Step 1: A move begins with the sponsors (smart traders) who have insider knowledge as it relates to a particular stock or market. This information will move a market up or down depending on the insiders’ information. These buyers are smart, very smart, and recognize trading/investment opportunities very early in the markup cycle.
Step 2: Days, weeks, or sometimes months after a move has started, there is a brief mention in the electronic media (radio, cable, TV) or on one of the internet chat boards that a market has moved. The public hears for the first time and begins to get interested, but does not buy.
Step 3: A blurb of information appears in print media. The move also begins getting more exposure on blogs and internet message boards. The public starts paying a little more attention, and will buy a little bit.
Step 4: Wall Street and LaSalle Street brokers go into full hype mode and hawk the market to their customers. The public begins buying in greater volume.
Step 5: A full blown front page article appears about the particular stock or market in one of the major financial newspapers, magazines, or financial websites. This is often six months after the fact and after a market has shown its greatest appreciation.
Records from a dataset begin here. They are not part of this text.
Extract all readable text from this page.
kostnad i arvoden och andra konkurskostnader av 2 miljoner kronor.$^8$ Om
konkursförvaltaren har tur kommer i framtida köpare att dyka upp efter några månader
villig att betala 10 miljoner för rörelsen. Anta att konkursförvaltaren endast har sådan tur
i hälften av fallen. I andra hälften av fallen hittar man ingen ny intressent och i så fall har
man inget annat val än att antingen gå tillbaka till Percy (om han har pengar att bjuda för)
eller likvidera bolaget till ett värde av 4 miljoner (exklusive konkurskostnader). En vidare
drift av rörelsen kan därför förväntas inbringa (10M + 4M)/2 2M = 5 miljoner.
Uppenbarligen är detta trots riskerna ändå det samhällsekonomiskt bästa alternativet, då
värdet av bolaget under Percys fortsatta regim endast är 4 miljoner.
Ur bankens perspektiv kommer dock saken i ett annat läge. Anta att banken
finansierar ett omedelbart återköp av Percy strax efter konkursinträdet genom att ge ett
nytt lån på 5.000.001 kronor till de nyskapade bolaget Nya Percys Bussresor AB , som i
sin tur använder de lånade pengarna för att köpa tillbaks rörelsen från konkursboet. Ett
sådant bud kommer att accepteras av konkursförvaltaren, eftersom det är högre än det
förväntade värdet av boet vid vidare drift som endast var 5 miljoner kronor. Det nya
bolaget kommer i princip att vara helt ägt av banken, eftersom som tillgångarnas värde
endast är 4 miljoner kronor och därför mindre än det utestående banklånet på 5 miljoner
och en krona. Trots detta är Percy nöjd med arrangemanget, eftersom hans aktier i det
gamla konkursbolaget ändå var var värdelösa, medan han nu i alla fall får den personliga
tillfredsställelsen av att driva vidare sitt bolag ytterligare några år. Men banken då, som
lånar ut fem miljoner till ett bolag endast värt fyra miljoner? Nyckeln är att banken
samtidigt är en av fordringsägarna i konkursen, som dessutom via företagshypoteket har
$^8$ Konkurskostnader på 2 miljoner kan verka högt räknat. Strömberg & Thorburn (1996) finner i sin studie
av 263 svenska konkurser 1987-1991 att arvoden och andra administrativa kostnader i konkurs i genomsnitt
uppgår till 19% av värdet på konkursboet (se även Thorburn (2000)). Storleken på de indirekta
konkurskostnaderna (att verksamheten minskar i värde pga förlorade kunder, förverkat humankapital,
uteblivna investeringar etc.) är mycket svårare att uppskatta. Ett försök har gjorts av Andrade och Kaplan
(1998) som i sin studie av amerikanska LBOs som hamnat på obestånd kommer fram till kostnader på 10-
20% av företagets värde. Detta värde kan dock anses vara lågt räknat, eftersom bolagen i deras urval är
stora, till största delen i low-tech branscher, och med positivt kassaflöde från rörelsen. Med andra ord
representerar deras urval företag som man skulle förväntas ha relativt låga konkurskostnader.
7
There is often heavy public buying, even a possible frenzy, as all media, brokers, and so called “gurus” start to tout the market.
Step 6: As step 5 gets underway, the sponsors or smart traders begin to move out of the market and take their profits off the table.
The Final Step: The move ends, the market falls, and investors lose money.
Does any of this sound familiar to you? If it does then you know the key rules of engagement in the market. If none of this is familiar to you then learn to recognize these seven steps asap. Your financial life depends on it!!
This is how the markets have worked since the beginning. I hope this insider market tip is of help to you.